Initialization: Start the stream after all configurations and operator setups are complete.
Automated Start: Integrate stream start logic within application initialization routines..

Stop the Stream

Gracefully stops the stream’s processing. This halts data processing, ensures all in-flight data is handled, and releases any allocated resources.

stream.Stop();

Usage Scenario:

Shutdown Procedures: Stop the stream during application shutdown to ensure all data is processed.
Maintenance: Temporarily stop the stream for maintenance or configuration changes.

Check Stream Status

Retrieve the current status of the stream to determine if it’s running or stopped. This is useful for monitoring and debugging purposes.

string status = stream.GetStatus();
Console.WriteLine($"Stream Status: {status}");

Possible Status Values:

"Running": The stream is actively processing data.
"Stopped": The stream is not processing data.

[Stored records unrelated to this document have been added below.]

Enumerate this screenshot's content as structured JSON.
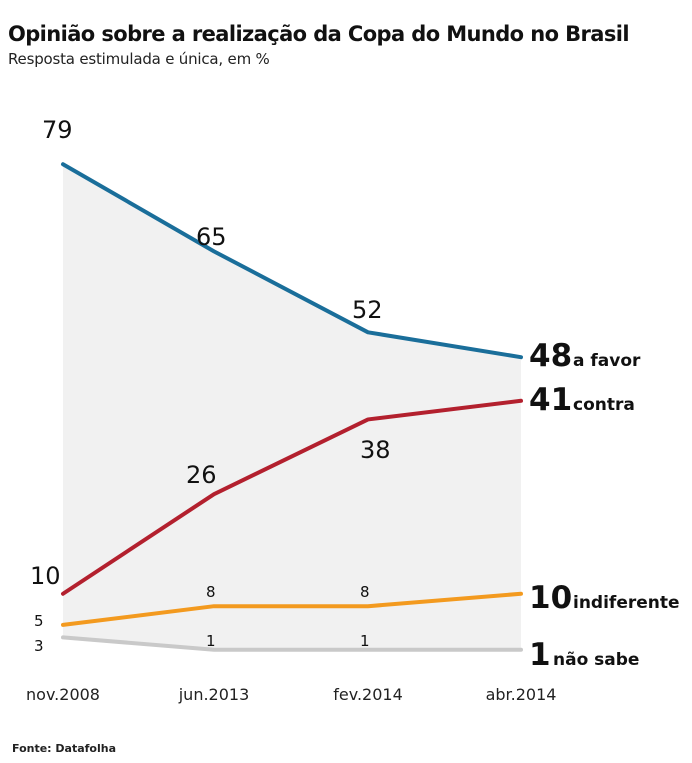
{
  "header": {
    "title": "Opinião sobre a realização da Copa do Mundo no Brasil",
    "subtitle": "Resposta estimulada e única, em %"
  },
  "footer": {
    "source": "Fonte: Datafolha"
  },
  "chart_data": {
    "type": "line",
    "x": [
      "nov.2008",
      "jun.2013",
      "fev.2014",
      "abr.2014"
    ],
    "ylim": [
      0,
      80
    ],
    "grid": false,
    "shaded_area_between": [
      "a favor",
      "não sabe"
    ],
    "series": [
      {
        "name": "a favor",
        "values": [
          79,
          65,
          52,
          48
        ],
        "color": "#1a6e9a"
      },
      {
        "name": "contra",
        "values": [
          10,
          26,
          38,
          41
        ],
        "color": "#b3202e"
      },
      {
        "name": "indiferente",
        "values": [
          5,
          8,
          8,
          10
        ],
        "color": "#f39a1f"
      },
      {
        "name": "não sabe",
        "values": [
          3,
          1,
          1,
          1
        ],
        "color": "#c9c9c9"
      }
    ]
  }
}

Complete Lifecycle Management Example

using Cortex.Streams;
using System;

class Program
{
    static void Main(string[] args)
    {
        var stream = StreamBuilder<string>.CreateNewStream("Lifecycle Stream")
            .Stream()
            .Map(message => $"Processed: {message.ToUpper()}")
            .Sink(Console.WriteLine)
            .Build();

        // Check initial status
        Console.WriteLine($"Initial Status: {stream.GetStatus()}"); // Output: Stopped

        // Start the stream
        stream.Start();
        Console.WriteLine($"Status after Start: {stream.GetStatus()}"); // Output: Running

        // Emit data
        stream.Emit("hello"); // Output: Processed: HELLO
        stream.Emit("world"); // Output: Processed: WORLD

        // Stop the stream
        stream.Stop();
        Console.WriteLine($"Status after Stop: {stream.GetStatus()}"); // Output: Stopped

        // Attempt to emit data after stopping (will throw an exception)
        try
        {
            stream.Emit("test");
        }
        catch (InvalidOperationException ex)
        {
            Console.WriteLine($"Error: {ex.Message}"); // Output: Stream has not been started.
        }
    }
}

Output:

Initial Status: Stopped
Status after Start: Running
Processed: HELLO
Processed: WORLD
Status after Stop: Stopped
Error: Stream has not been started.

Complete Lifecycle Management Example

Graceful Shutdown: Always stop streams gracefully to ensure all data is processed and resources are released.
Error Handling: Implement error handling around Start and Stop methods to manage unexpected scenarios.
Status Monitoring: Regularly check the stream status to monitor its health and respond to state changes accordingly.